For New Year's Eve and the few days before it, Johanna and I went to New York to visit her friend. Since Johanna is nice and all and I cleaned my bike since the very muddy Newtown race, I was allowed to bring my bike. We were staying in the Upper West Side, so this would give me an opportunity to go ride New York's first legal mountain bike trails at Highbridge Park. They've been open for awhile now and there are places to ride that are bigger in Queens and Staten Island, too. There was a big deal when these first opened, but I hadn't really heard about them ever since. There was even a race there that Doug et al. won. I found some reviews that weren't particularly favorable.

I'd never been to Highbridge Park before. It's this long skinny park up in Inwood. It's quite big and is home to the oldest bridge still standing in the city. The bridge is being redone as this sort of Highline 2 thing. I was hoping I could cross it, but it's shut. They're building a really awesome skatepark in the park underneath I-95.
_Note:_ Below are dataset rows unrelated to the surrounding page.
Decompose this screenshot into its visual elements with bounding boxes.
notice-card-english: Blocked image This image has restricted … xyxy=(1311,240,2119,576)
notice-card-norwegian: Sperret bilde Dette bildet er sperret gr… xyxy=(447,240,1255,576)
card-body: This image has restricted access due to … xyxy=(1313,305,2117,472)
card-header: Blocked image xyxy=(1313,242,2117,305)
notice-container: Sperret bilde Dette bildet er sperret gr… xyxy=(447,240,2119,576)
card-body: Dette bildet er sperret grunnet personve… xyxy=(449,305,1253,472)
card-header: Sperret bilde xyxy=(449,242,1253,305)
I wasn't totally sure where these trails were, so I started in the southern part of the park and found some vague trails, but not something that people would make a website out of. Lots of elevation change, though. Eventually, I kept going north and found the dirt jumps and the real trails. They were surprisingly technical, especially so on a 'cross bike. Aside from the dirt jumps, though, they were also pretty forgot about: trees down, lots & lots of broken glass and sort of generally unused feeling, which is of course is really weird for trails in the biggest city in the country. You'd think the place would be packed or at least not empty- save some dog walkers, a dude who had just woken up and two friendly kids smoking a blunt. It was sort of cold and it was New Year's Eve, but still. 0% of the Manhattan population wanted to go mountain biking that day? People were riding in Connecticut. It was just especially odd, because I felt like I was riding secret trails around here, but it was a legit place with a map in Manhattan. I'll never understand the big City.

Then I rode to New Jersey.

1 comment:

Tony C said...

Hidden and vacant spaces in cities are kind of magical.